Data is different. Data streamlines processes. Back-office expenses can be redirected to patient care. This is why Aetna and Kaiser and US Healthcare are investing in health IT, why hospitals are investing in it, and why both are pushing this down to clinics.

The stimulus bill merely accelerates a market process that is already underway, a process made possible by technology, including the medium you are now using.

I suspect most people understand this. I think it's people like Austin Hill who are out of touch on this issue, because the method through which they decide what to think is as broken as the old HMO system.

I have a theory why this is so.

I think for a generation we have been driven by media, by radio (where Hill works) and TV. Media is driven by a PR process. Representatives (in sports), corporations (in business) or think tanks (in politics) pre-package their views into bite-size chunks. Media is a spin game.

Data is not so easy to spin. Whether it comes from player statistics, a balance sheet or a longitudinal study, data is deep and data is wide.
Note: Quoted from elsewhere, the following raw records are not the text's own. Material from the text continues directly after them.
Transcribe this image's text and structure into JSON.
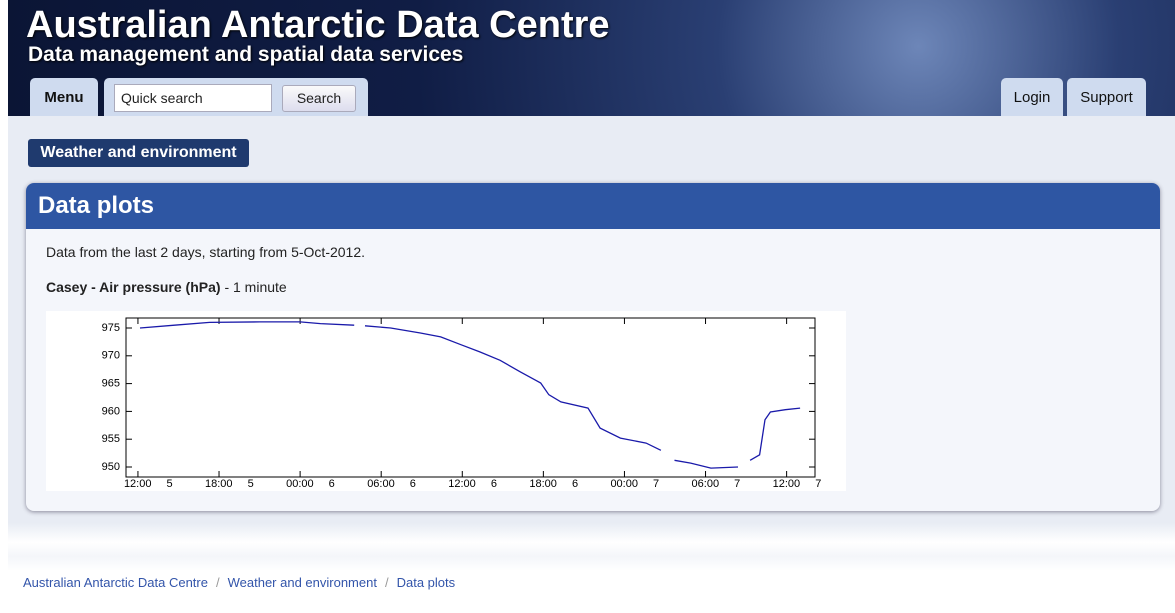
{
  "header": {
    "title": "Australian Antarctic Data Centre",
    "subtitle": "Data management and spatial data services"
  },
  "nav": {
    "menu": "Menu",
    "search_placeholder": "Quick search",
    "search_button": "Search",
    "login": "Login",
    "support": "Support"
  },
  "section_button": "Weather and environment",
  "panel": {
    "title": "Data plots",
    "intro": "Data from the last 2 days, starting from 5-Oct-2012."
  },
  "breadcrumb": [
    "Australian Antarctic Data Centre",
    "Weather and environment",
    "Data plots"
  ],
  "chart_data": {
    "type": "line",
    "title": "Casey - Air pressure (hPa)",
    "subtitle": "- 1 minute",
    "color": "#1a1aaa",
    "x": [
      "2012-10-05 12:09",
      "2012-10-05 14:42",
      "2012-10-05 17:18",
      "2012-10-05 21:00",
      "2012-10-06 00:00",
      "2012-10-06 01:30",
      "2012-10-06 04:00",
      "2012-10-06 04:24",
      "2012-10-06 04:48",
      "2012-10-06 06:42",
      "2012-10-06 08:54",
      "2012-10-06 10:24",
      "2012-10-06 11:54",
      "2012-10-06 13:18",
      "2012-10-06 14:48",
      "2012-10-06 16:18",
      "2012-10-06 17:48",
      "2012-10-06 18:24",
      "2012-10-06 19:18",
      "2012-10-06 21:18",
      "2012-10-06 22:12",
      "2012-10-06 23:42",
      "2012-10-07 01:36",
      "2012-10-07 02:42",
      "2012-10-07 03:12",
      "2012-10-07 03:42",
      "2012-10-07 04:54",
      "2012-10-07 06:24",
      "2012-10-07 08:24",
      "2012-10-07 08:48",
      "2012-10-07 09:18",
      "2012-10-07 10:00",
      "2012-10-07 10:24",
      "2012-10-07 10:48",
      "2012-10-07 11:54",
      "2012-10-07 13:00"
    ],
    "values": [
      975,
      975.5,
      976,
      976.1,
      976.1,
      975.8,
      975.5,
      null,
      975.4,
      975,
      974.1,
      973.4,
      972,
      970.7,
      969.2,
      967.1,
      965.1,
      963,
      961.7,
      960.6,
      957,
      955.2,
      954.3,
      953,
      null,
      951.2,
      950.7,
      949.8,
      950,
      null,
      951.2,
      952.2,
      958.5,
      959.9,
      960.3,
      960.6
    ],
    "xlim": [
      "2012-10-05 11:07",
      "2012-10-07 14:06"
    ],
    "xticks": [
      {
        "value": "2012-10-05 12:00",
        "label": "12:00 5"
      },
      {
        "value": "2012-10-05 18:00",
        "label": "18:00 5"
      },
      {
        "value": "2012-10-06 00:00",
        "label": "00:00 6"
      },
      {
        "value": "2012-10-06 06:00",
        "label": "06:00 6"
      },
      {
        "value": "2012-10-06 12:00",
        "label": "12:00 6"
      },
      {
        "value": "2012-10-06 18:00",
        "label": "18:00 6"
      },
      {
        "value": "2012-10-07 00:00",
        "label": "00:00 7"
      },
      {
        "value": "2012-10-07 06:00",
        "label": "06:00 7"
      },
      {
        "value": "2012-10-07 12:00",
        "label": "12:00 7"
      }
    ],
    "ylim": [
      948.2,
      976.8
    ],
    "yticks": [
      950,
      955,
      960,
      965,
      970,
      975
    ],
    "grid": false
  }
}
The tools of this medium connect data to decision-makers with fewer filters than before. Smart businesses like Wal-Mart use data to drive decisions, and succeed. So do smart general managers like Billy Beane, and smart politicians as well.

Anyone can use data. All it takes is a scaled system. The Internet is a scaled system. Health IT is trying to build such a scaled system for doctors. The results won't be perfect. But they will be better than those based on the human media filter data competes with.

Ask yourself. Would you rather have spin or data? I would rather have data. I think most people would.